In other words the sum of all the forces is equal to mass times acceleration.
There are two forces acting: the 100N you used to push and the gravitational force of the body falling back (we will assume that there is no friction between the surface and the body)
Using trigonometry and resolving the force vector of weight we get that the gravitational force of the body down the incline plane is:
-F= -mgsinθ
=-20*2/7*9.8
= -56
We say minus because we have taken the direction of the 100N to be positive and replace the 9.8 with some other value if you have been told to use g as something else i.e. 10.
So going back to Newton's Second Law:
!00-56 = 20 x a
a =2.2ms-2
So returning to the the equation for velocity we have:
V2=2 x 2.2 x35
= 154
V = 12.41 (2 d.p.) ​
I am unsure about this step, but because the body was acceleating I think to find the power we have to take the avergae velocity which would be:
(U+V)/2 =V/2
=12.41/2
=6.2ms-1 (2.d.p)]​
So we go back to power and we have:
P = F x V
= 100 x 6.2
= 620W

Efficency = EO/EI x 100
EO = Output Energy
EI = Input Energy (Work Done)
The EO, Ibelieve, here is the energy that the body now has as gravitational potential:
EO = mgh
=20 x 9.8 x 10
=1960J
And EI is the answer to the first part of the question =3500J
So the quotient becomes:
η = EO/EI x 100
=1960/3500 x 100
= 56%

This is how I would approach the question, but it is a bit ambiguous and so I have made some assumption i.e g=9.8, friction = 0 and I took the average velocity which may not be the correct way of doing it. In any case, I hope my solution helps despite being very long =)

Last edited: May 29, 2013
7. May 29, 2013

### milesyoung

I'm sure the OP appreciates your work, but the idea is to get the OP to do the work and learn from the process. Hints are welcome if needed, solutions are not.

8. May 29, 2013

### CWatters

Is that correct?

9. May 29, 2013

### AlexVGheo

Ah, I am terrible sorry, Ill remember that in the future. Should I delete the post?

10. May 29, 2013

### AlexVGheo

No, it should be V2 - U2! I have gone back and made the adjustments, thank you =)

11. May 29, 2013

### CWatters

Dongorgon ...

Did you post the question exactly as posed or does the original question say anything about the velocity?

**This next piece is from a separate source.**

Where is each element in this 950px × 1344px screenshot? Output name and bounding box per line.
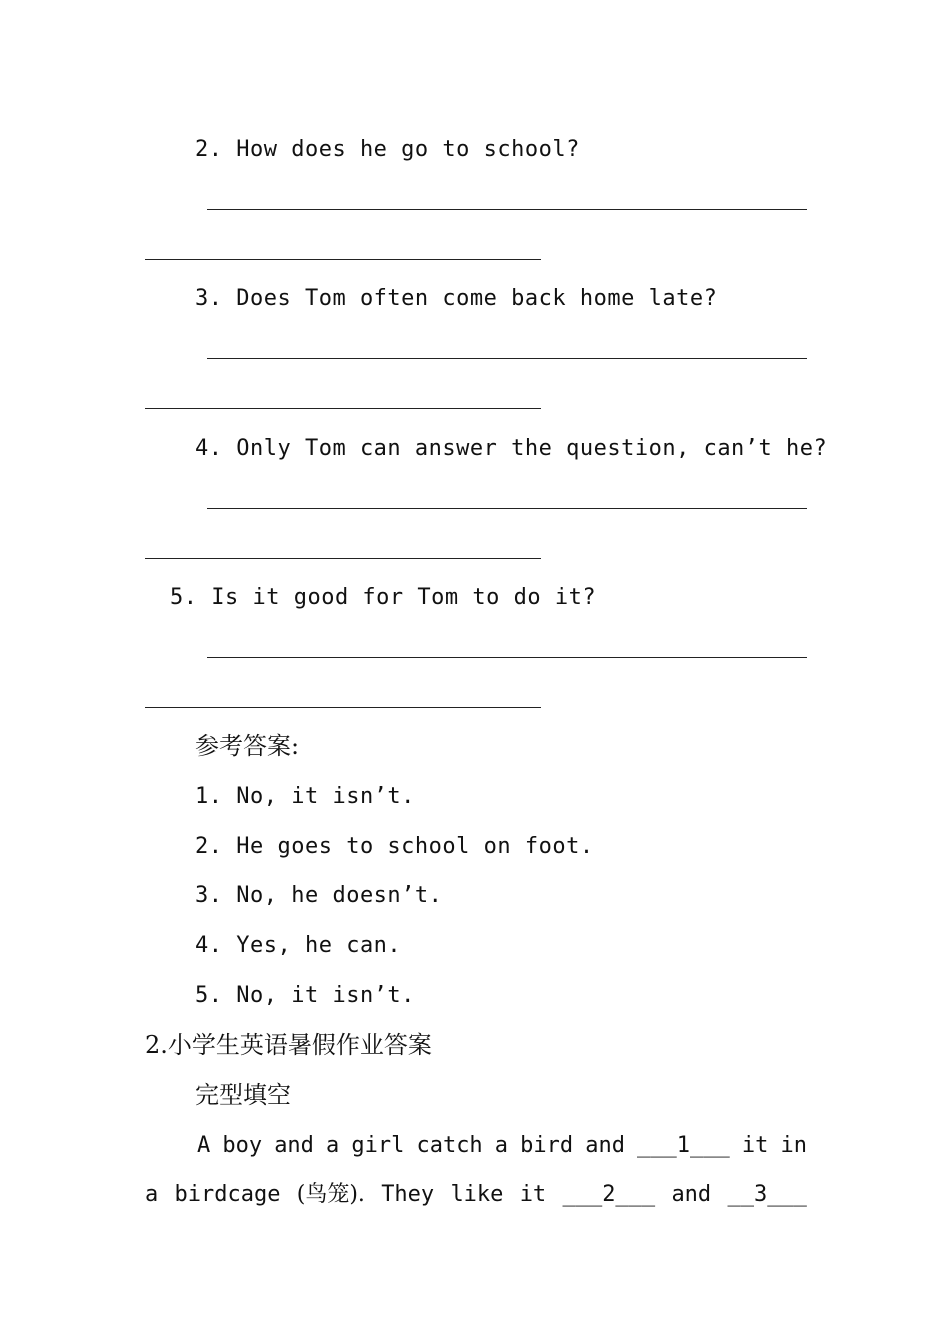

I ask because as Alex points out there is an issue with calculating the power. As the car gets faster the power changes. If the original question said the force pushed the car "at constant velocity" then friction would be involved and the power would be constant.

12. Jun 1, 2013

### Dongorgon

Many thanks for the replies, very much appreciated.
The question only stated that the initial velocity is 0m/s. There's a diagram also which doesn't display any frictional force, or any resistance force for that matter. I was just slightly unsure with the limited information really. Another part of the same question asks 'what are the advantages of pulling as opposed to pushing up a slope, in terms of energy loss.'
Any help on that would be great thanks!